Gauss previously announced its partnership with Cellex, Inc. on an at-home rapid antigen test that pairs a lateral flow assay for SARS-CoV-2 Antigen with a computer vision-enabled smartphone app in order to read the test result, allowing users to test themselves unassisted at home for active COVID-19 infection and obtain results in minutes.
The partnership with Truepill will launch with an eCommerce platform enabling users to buy tests online from their homes and will leverage Truepill’s systems and logistics infrastructure to enable processing of customer orders, integration with telehealth services, and same-day shipment of orders for home delivery. The integration will also enable Gauss to seamlessly process and fulfill digital orders from enterprise customers, such as third-party telehealth platforms.
Once they receive a test, users follow step-by-step video instructions in a smartphone app to correctly collect a nasal swab sample and perform a rapid antigen test. After 15 minutes, the app prompts users to scan their rapid test with their smartphone and the scanned image is analyzed with Gauss’s computer vision and neural network algorithms to generate a final test result. The app informs the user if the test result is negative or positive for SARS-CoV-2 antigens within seconds. A clinical trial submitted by Gauss to FDA for Emergency Use Authorization reported a 94.4% sensitivity and 99.2% specificity compared to a high-sensitivity RT-PCR.
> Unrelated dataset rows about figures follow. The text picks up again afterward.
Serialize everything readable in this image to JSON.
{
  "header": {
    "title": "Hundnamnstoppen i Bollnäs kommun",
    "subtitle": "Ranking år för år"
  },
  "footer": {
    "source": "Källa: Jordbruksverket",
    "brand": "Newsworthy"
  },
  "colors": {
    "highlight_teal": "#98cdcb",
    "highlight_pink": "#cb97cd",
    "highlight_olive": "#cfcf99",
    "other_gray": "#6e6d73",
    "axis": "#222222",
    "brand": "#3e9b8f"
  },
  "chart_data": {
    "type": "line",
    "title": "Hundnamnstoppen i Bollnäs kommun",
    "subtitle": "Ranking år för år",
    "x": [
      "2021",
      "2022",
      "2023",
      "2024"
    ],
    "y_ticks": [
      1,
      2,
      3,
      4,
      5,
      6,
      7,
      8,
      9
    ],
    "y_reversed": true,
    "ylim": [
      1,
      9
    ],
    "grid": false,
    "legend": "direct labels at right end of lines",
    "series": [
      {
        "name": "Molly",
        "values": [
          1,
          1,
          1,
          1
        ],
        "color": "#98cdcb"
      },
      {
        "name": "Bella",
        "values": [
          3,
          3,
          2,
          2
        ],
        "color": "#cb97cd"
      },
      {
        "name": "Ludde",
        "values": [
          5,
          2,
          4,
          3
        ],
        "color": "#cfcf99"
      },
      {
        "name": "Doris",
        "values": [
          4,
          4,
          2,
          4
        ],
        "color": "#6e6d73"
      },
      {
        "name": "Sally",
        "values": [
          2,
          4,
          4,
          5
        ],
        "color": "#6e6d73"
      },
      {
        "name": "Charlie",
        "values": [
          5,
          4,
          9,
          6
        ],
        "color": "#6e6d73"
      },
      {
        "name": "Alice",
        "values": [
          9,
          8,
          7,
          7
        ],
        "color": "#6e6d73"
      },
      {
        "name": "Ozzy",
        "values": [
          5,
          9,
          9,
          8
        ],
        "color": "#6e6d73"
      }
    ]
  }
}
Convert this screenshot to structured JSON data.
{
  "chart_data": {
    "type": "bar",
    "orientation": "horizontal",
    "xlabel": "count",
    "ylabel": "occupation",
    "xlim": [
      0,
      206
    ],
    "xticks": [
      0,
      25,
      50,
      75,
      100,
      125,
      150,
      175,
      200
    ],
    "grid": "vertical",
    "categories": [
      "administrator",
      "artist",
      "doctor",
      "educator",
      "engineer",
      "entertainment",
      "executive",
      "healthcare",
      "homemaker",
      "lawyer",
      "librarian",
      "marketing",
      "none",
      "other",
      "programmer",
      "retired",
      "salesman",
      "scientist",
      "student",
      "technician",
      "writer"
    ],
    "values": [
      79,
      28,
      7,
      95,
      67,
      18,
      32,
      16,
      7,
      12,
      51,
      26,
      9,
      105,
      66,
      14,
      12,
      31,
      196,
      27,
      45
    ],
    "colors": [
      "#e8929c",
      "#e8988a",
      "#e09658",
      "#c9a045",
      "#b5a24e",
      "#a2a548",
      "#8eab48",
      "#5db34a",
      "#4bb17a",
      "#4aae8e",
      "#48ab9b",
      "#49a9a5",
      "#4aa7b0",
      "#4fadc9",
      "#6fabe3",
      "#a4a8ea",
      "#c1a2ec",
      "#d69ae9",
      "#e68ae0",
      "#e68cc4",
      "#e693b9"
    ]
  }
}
“At Truepill, we’re inspired by partners who solve big problems with innovative solutions,” said Sid Viswanathan, Co-Founder and President of Truepill. “Scale and speed are essential to combat this pandemic, and we’re thrilled to partner with Gauss to provide the infrastructure needed to deliver their rapid, at-home antigen tests to millions of consumers across the country. This new program exemplifies the power of technology in healthcare, epitomizing what’s possible when we work together to empower patients with accessible, affordable solutions.”
Learn more about the Gauss/Cellex at-home rapid antigen test at covid19.gauss.com.
Note that an Emergency Use Authorization is not an FDA approval or clearance of a product but allows commercialization of the product for the duration of the declared public health emergency.